Identification of somatic mutations and their effects in a Thai population with both non-muscle invasive and muscle invasive bladder cancer using whole exome sequencing analysis
DOI:
https://doi.org/10.52786/isu.a.101Keywords:
Urothelial carcinoma, non-muscle invasive bladder cancer, muscle invasive bladder cancer, somatic mutation, whole exome sequencingAbstract
Objective: Whole exome sequencing is a new technology which enables the detection of genetic mutation in cancer. Genetic alterations in urothelial carcinoma have been identified and studies are being carried out with regard to clinical applications. Proposals have been made pertinent to molecular classifications for the prediction of treatment response and prognosis.
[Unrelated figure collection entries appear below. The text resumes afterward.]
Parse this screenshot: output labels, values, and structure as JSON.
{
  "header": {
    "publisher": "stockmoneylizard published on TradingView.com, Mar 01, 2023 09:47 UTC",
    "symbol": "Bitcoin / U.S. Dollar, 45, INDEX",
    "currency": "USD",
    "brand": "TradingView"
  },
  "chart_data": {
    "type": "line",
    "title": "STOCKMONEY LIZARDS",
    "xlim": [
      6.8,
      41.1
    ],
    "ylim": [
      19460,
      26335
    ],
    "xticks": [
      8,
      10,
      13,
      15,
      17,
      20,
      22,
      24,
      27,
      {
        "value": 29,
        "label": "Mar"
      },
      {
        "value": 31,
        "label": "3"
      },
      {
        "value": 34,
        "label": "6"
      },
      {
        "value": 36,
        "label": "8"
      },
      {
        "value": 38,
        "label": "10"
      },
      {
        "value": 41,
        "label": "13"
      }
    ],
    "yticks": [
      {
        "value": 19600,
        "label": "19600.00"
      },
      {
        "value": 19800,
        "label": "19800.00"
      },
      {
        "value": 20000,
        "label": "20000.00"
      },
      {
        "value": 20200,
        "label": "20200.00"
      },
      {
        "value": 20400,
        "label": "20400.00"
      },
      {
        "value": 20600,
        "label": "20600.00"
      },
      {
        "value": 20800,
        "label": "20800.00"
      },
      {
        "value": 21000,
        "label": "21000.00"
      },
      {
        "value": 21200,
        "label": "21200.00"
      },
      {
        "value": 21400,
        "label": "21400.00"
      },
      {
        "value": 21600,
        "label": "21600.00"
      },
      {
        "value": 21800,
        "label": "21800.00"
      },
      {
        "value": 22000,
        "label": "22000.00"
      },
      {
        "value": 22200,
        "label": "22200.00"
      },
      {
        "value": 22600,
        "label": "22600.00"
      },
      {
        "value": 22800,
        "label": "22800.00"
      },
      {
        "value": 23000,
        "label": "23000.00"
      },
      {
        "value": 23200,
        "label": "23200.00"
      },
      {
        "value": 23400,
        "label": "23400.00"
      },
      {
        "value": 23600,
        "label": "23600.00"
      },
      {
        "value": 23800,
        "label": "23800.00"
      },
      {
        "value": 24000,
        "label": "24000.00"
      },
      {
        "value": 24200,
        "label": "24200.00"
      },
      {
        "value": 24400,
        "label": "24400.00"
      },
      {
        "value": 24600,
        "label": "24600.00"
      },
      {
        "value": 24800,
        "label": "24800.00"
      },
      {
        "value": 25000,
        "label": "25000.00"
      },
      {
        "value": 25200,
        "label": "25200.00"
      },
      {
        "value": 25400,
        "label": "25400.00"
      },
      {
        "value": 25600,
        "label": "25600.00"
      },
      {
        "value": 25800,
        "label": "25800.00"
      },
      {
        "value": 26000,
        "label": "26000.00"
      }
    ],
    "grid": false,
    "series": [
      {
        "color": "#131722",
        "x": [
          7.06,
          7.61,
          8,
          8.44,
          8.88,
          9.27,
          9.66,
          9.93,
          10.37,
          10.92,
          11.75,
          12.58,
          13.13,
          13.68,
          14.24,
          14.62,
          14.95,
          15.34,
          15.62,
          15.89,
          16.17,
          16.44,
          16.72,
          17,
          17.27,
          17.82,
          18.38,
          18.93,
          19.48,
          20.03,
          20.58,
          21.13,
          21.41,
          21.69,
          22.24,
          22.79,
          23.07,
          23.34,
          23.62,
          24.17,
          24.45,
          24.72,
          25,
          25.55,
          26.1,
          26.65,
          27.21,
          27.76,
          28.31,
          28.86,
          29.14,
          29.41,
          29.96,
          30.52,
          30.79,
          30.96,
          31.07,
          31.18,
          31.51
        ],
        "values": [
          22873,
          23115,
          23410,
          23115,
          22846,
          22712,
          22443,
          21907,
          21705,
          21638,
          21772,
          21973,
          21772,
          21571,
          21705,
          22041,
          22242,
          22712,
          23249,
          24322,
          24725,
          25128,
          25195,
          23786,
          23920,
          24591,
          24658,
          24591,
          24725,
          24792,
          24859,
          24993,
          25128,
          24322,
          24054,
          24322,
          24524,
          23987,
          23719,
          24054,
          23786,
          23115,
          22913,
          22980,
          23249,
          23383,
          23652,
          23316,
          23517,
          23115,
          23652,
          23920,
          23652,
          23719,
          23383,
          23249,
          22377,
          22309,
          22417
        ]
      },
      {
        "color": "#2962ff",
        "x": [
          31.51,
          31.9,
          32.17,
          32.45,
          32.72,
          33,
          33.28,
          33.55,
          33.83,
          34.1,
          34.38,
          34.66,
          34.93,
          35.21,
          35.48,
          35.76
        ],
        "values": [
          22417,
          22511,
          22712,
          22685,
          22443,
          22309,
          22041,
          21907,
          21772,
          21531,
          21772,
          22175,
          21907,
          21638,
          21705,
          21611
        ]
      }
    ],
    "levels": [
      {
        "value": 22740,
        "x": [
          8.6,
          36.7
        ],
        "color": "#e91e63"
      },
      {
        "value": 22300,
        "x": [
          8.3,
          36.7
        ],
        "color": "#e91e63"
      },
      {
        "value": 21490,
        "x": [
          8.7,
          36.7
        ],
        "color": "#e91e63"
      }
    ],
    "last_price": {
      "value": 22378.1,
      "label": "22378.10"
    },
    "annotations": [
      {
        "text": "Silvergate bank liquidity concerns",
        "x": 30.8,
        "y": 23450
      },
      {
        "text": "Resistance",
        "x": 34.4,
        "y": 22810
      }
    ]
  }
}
To date, there is a paucity of data regarding somatic mutation of bladder cancer in Thailand, therefore, the aim of this study is to identify specific somatic mutations associated with different types of bladder cancer in Thailand.
Materials and Methods: Fourteen patients were enrolled onto this study, 7 with non-muscle invasive (NMIBC) and 7 with muscle invasive bladder cancer (MIBC). DNA was isolated from peripheral blood mononuclear cells and tumor tissue for whole exome sequencing to identify any tumor somatic mutations and the mutation burden in each patient. The results were analyzed and correlated with the clinical status of the patients after treatment.
Results: In the NMIBC group, the most common mutated genes were found to be HLA-F, KDM6A, and TTN. In the MIBC group, the most common mutated genes were TP53, TTN, and KMT2D. Patients with urothelial carcinoma with small cell variant show TP53 and RB1 mutation. This is the same as the current consensus on molecular classification. The disease has usually metastasized after 1 year. This supports the evidence that Neuroendocrine-like groups have poorer prognosis.
Conclusion: The somatic mutations of bladder cancer in this Thai population showed greater diversity of genetic alteration in comparison with the worldwide database. The mutations in the muscle invasive bladder cancer were the same as previous findings. We also found a similar association in neuroendocrine-like genomic mutations. Despite the number of patients in this study being small, there is evidence of genetic diversity and tumor origins of mutation in our patients.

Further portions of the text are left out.